Insomma, vi ho lasciato quand'ero ancora una ragazzina, caparbia, idealista, meditativa, ma pur sempre ragazzina, ignara del dolore, della disillusione, del mondo. Non commetterò l'errore di credere che la mia vita fosse solo amenità, rose, fiori, tulipani e fiordalisi: soffrivo anch'io, ma come può farlo chi ancora non ha provato cosa significhi sbattere davvero i denti. Soffrivo e temevo, temevo "il grande tuffo"(così mi pare lo chiamassi), il passaggio medie-superiori, molto meno liricamente parlando. Non crediate che mi sia trovata male in questo liceo, che esso abbia deluso le mie aspettative, che io abbia compiuto una scelta errata: i primi due anni, per lo meno, son stati un idillio. Una donna eccezionale ha guidato il mio cammino, mi ha fatto strada tra le asperità, mi ha condotto in cima, al culmine, l'acmè della mia felicità. Sotto la sua protezione, mi son presa cura della mia vocazione, della mia passione, della sua realizzazione pratica. Seguendo il suo esempio, sono maturata, ho visto la mia persona delinearsi, rendersi meno eterea, meno ineffabile e più concreta. Le mie stesse letture si son fatte più serie, ponderate, la mia ingordigia ha imparato la buona alimentazione, la necessità di nutrirsi con pazienza, attenzione, rispetto, senza divorare. Mi è costato, naturalmente, ci ho speso lacrime, sudore, fatica (i soliti tre topoi, che tanto sembrano essere scontati, quanto poi risultano veri), ci ho rimesso l'orgoglio, eppure, è stato giusto e buono. Cosa allora mi cruccia, cosa fa sì che il mio tono sia tanto disperatamente melanconico? Il fatto che la felicità sia di breve durata, che la meraviglia abbia termine, che il ginnasio non prosegua oltre i suoi due anni di prassi. Il fatto che al liceo abbia dovuto pagare la bellezza di cui avevo goduto, dacché, nella vita, tutto ha un suo prezzo e se non lo si paga al momento, si può star certi che lo si pagherà in seguito. Per farla breve, ho incontrato insegnanti inetti, che il loro segno l'hanno lasciato in negativo, professori stanchi, delusi, disillusi, forse dal tempo, forse di tal fatta per loro natura, non so. La mia fiducia nel mondo si è incrinata, le lacrime son diventate mie compagne di sventure, mi son sentita sola, meno brillante di quanto pensassi, meno speciale, per quanto voti, concorsi, premi mi dimostrassero il contrario (ah, vanità, sei tu pur qui?). 

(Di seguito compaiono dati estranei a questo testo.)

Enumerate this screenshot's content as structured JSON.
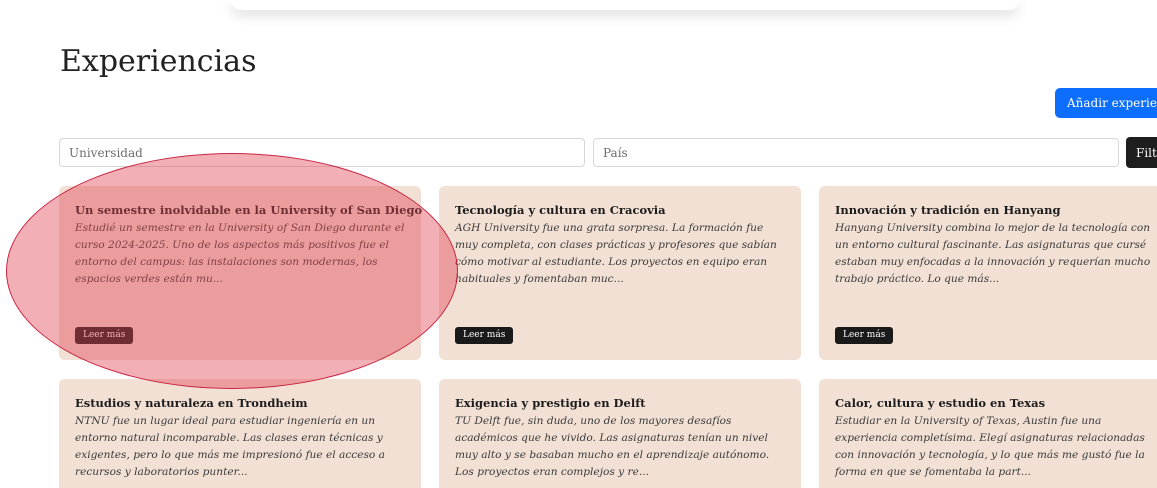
{
  "page": {
    "title": "Experiencias",
    "add_button_label": "Añadir experien"
  },
  "filters": {
    "university_placeholder": "Universidad",
    "country_placeholder": "País",
    "filter_button_label": "Filt"
  },
  "cards": [
    {
      "title": "Un semestre inolvidable en la University of San Diego",
      "excerpt": "Estudié un semestre en la University of San Diego durante el curso 2024-2025. Uno de los aspectos más positivos fue el entorno del campus: las instalaciones son modernas, los espacios verdes están mu...",
      "button_label": "Leer más"
    },
    {
      "title": "Tecnología y cultura en Cracovia",
      "excerpt": "AGH University fue una grata sorpresa. La formación fue muy completa, con clases prácticas y profesores que sabían cómo motivar al estudiante. Los proyectos en equipo eran habituales y fomentaban muc...",
      "button_label": "Leer más"
    },
    {
      "title": "Innovación y tradición en Hanyang",
      "excerpt": "Hanyang University combina lo mejor de la tecnología con un entorno cultural fascinante. Las asignaturas que cursé estaban muy enfocadas a la innovación y requerían mucho trabajo práctico. Lo que más...",
      "button_label": "Leer más"
    },
    {
      "title": "Estudios y naturaleza en Trondheim",
      "excerpt": "NTNU fue un lugar ideal para estudiar ingeniería en un entorno natural incomparable. Las clases eran técnicas y exigentes, pero lo que más me impresionó fue el acceso a recursos y laboratorios punter..."
    },
    {
      "title": "Exigencia y prestigio en Delft",
      "excerpt": "TU Delft fue, sin duda, uno de los mayores desafíos académicos que he vivido. Las asignaturas tenían un nivel muy alto y se basaban mucho en el aprendizaje autónomo. Los proyectos eran complejos y re..."
    },
    {
      "title": "Calor, cultura y estudio en Texas",
      "excerpt": "Estudiar en la University of Texas, Austin fue una experiencia completísima. Elegí asignaturas relacionadas con innovación y tecnología, y lo que más me gustó fue la forma en que se fomentaba la part..."
    }
  ],
  "colors": {
    "accent_blue": "#0d6efd",
    "card_background": "#f2e0d4",
    "highlight_fill": "#e24656",
    "highlight_stroke": "#c4183a"
  }
}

Tuttavia ne sono uscita. Ne sono uscita grazie a Lei, grazie alla donna che, nonostante avesse già fatto la sua parte, ha risposto al grido d'aiuto, non abbandonandomi.
Ora sto bene, mi sento una convalescente in vista della guarigione completa, sana, ma indelebilmente segnata dalla malattia. Guardo quel che ero come un adolescente guarda il vecchio Geronimo Stilton, ingiallito, roso dal tempo, ma pur sempre parte della propria vita, piacevole ricordo. 
La mia vita è ora dolceamaro essere contro cui è vana la lotta, un amalgama di dolore e gioia, di rimpianto e speranza, di risentimento e gratitudine, di brama del passato e cupidigia del futuro.